Detecting duplicate images - Part 1: Concept

Say you have thousands of image files, and you know at least some of them are highly simliar. It would be handy to be able to find the images that are most similar, and consolidate. How could we approach this problem?

What we have

For the sake of our discussion, let’s say we have 10,000+ JPEG files, all around 16:9 aspect ratio, but of a variety of different sizes. Let’s say that these are large enough that we don’t want to copy them to our local computer running some desktop photo organizing software, or that we have so many files that such software might be impractical to use. Maybe our files are out in Amazon S3 or need to be read in over HTTP.

What we need

Let’s say we want to deal with these duplicates or similar images with some business logic, rather than simply deleting them.
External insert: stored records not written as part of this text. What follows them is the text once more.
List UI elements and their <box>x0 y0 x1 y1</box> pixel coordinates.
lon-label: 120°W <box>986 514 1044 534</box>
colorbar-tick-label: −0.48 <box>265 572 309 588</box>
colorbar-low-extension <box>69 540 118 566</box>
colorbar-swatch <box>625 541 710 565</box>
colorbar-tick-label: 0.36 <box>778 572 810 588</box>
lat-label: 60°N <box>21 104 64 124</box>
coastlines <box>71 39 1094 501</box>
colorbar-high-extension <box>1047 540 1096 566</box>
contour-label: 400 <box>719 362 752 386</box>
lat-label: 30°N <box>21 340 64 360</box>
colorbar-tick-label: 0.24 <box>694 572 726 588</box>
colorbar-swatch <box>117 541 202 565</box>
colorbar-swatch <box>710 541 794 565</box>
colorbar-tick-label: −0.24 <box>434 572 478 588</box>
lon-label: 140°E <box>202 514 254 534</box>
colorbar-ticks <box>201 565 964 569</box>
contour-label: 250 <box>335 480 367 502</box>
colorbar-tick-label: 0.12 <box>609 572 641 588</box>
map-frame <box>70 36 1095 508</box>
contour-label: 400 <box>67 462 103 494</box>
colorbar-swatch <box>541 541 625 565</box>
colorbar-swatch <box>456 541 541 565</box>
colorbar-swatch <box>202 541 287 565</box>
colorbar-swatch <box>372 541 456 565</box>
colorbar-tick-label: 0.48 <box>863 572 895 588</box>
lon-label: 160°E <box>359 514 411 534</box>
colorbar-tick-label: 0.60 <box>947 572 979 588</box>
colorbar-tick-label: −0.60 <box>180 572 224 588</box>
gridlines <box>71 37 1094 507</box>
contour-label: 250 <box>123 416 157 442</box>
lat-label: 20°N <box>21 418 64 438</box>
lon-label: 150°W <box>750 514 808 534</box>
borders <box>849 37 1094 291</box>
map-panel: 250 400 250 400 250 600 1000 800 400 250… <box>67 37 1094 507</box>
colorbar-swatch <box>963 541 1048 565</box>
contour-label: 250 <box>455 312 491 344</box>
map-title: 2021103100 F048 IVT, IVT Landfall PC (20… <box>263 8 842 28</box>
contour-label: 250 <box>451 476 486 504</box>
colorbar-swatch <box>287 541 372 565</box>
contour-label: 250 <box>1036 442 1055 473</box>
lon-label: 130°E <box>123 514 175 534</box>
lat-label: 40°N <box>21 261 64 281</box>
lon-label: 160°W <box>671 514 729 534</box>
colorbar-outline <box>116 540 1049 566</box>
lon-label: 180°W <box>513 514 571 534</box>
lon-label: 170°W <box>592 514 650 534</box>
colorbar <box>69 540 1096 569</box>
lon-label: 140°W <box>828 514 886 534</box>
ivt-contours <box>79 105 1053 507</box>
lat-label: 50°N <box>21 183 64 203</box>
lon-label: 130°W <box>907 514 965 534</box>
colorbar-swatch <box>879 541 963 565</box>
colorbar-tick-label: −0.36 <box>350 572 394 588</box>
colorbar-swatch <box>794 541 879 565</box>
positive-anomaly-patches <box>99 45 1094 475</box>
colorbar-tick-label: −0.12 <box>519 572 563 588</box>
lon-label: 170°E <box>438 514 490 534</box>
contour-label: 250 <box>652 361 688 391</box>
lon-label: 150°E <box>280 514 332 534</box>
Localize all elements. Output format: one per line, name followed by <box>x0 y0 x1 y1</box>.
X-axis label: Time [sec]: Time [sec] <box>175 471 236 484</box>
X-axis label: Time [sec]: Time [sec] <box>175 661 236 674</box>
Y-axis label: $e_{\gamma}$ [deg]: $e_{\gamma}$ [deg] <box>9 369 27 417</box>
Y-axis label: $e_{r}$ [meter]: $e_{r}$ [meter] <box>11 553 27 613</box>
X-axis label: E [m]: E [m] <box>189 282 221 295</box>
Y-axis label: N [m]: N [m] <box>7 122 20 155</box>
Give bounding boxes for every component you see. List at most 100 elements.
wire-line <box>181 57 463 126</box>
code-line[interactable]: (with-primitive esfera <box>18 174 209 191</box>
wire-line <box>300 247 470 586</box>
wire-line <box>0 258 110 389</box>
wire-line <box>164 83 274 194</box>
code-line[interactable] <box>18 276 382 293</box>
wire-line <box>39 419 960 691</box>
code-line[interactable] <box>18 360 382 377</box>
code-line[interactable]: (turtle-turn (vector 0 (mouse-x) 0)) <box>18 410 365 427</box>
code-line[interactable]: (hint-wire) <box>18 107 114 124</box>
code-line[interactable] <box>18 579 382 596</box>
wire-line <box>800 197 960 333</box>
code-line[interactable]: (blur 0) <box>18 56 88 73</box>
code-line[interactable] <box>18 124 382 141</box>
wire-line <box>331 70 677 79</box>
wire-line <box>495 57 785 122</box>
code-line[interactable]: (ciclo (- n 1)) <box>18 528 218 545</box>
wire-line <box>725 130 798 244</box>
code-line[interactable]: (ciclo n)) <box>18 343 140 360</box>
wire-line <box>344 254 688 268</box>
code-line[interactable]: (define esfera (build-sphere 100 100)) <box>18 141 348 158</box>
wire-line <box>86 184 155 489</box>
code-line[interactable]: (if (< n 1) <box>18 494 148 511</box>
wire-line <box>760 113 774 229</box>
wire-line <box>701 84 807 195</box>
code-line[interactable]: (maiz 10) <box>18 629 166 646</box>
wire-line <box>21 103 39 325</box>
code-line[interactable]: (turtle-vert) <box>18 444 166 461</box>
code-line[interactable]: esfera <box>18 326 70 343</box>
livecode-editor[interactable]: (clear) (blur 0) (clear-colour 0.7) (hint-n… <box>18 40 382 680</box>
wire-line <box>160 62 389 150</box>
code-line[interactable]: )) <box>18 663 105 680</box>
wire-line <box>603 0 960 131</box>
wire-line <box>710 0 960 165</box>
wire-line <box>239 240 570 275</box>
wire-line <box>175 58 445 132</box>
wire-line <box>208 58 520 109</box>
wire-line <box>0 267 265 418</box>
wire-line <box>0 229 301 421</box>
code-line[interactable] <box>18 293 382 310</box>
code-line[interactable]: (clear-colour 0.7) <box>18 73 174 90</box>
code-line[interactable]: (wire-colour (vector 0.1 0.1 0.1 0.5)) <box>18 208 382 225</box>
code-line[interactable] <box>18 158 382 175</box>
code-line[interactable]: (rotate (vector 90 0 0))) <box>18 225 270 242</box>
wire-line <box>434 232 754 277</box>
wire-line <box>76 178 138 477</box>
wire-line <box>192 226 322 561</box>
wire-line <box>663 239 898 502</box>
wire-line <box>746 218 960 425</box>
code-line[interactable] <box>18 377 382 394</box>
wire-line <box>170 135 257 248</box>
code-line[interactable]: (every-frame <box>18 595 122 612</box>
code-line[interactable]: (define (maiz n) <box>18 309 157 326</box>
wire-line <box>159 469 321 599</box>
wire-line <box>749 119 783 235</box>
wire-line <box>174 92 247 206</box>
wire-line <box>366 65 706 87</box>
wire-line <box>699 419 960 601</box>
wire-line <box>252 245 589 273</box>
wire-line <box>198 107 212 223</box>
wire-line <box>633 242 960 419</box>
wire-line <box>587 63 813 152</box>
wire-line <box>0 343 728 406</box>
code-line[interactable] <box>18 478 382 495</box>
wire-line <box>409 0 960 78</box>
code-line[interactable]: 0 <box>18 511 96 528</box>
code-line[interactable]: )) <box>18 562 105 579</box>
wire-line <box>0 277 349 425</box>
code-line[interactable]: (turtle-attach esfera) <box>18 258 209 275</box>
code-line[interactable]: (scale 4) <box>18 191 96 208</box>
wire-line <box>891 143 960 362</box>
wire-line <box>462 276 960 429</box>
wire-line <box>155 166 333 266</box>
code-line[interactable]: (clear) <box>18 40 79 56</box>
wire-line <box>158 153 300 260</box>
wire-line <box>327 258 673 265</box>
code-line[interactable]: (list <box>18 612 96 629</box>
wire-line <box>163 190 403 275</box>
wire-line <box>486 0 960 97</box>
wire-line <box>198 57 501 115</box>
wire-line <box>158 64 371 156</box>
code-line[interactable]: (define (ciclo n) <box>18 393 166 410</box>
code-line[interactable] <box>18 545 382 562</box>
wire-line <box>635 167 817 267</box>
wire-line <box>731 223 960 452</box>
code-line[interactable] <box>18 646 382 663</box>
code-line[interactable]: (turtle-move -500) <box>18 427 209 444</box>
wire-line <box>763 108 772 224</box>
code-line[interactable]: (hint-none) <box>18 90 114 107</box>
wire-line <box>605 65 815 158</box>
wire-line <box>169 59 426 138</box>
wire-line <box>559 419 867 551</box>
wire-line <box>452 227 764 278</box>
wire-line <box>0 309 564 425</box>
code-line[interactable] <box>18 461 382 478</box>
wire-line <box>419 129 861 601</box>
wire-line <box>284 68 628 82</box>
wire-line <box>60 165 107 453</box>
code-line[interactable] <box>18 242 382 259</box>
Ideally, our program should:

Provide machine-readable output,
Be able to detect images that are similar but not identical, such as images that were scaled, slightly cropped, watermarked, or edited,
Provide some kind of “score” through which we can rank similarity, and
Be as fast, efficient, and accurate as possible.

Approach

In this series, we will use Go. It has exhaustive support for S3, natural support for multi-core processing, and is a joy to use. In part 2, we start with a naive comparison approach that fails many of our requirements above. In the following parts, we will refine until we have a reusable tool.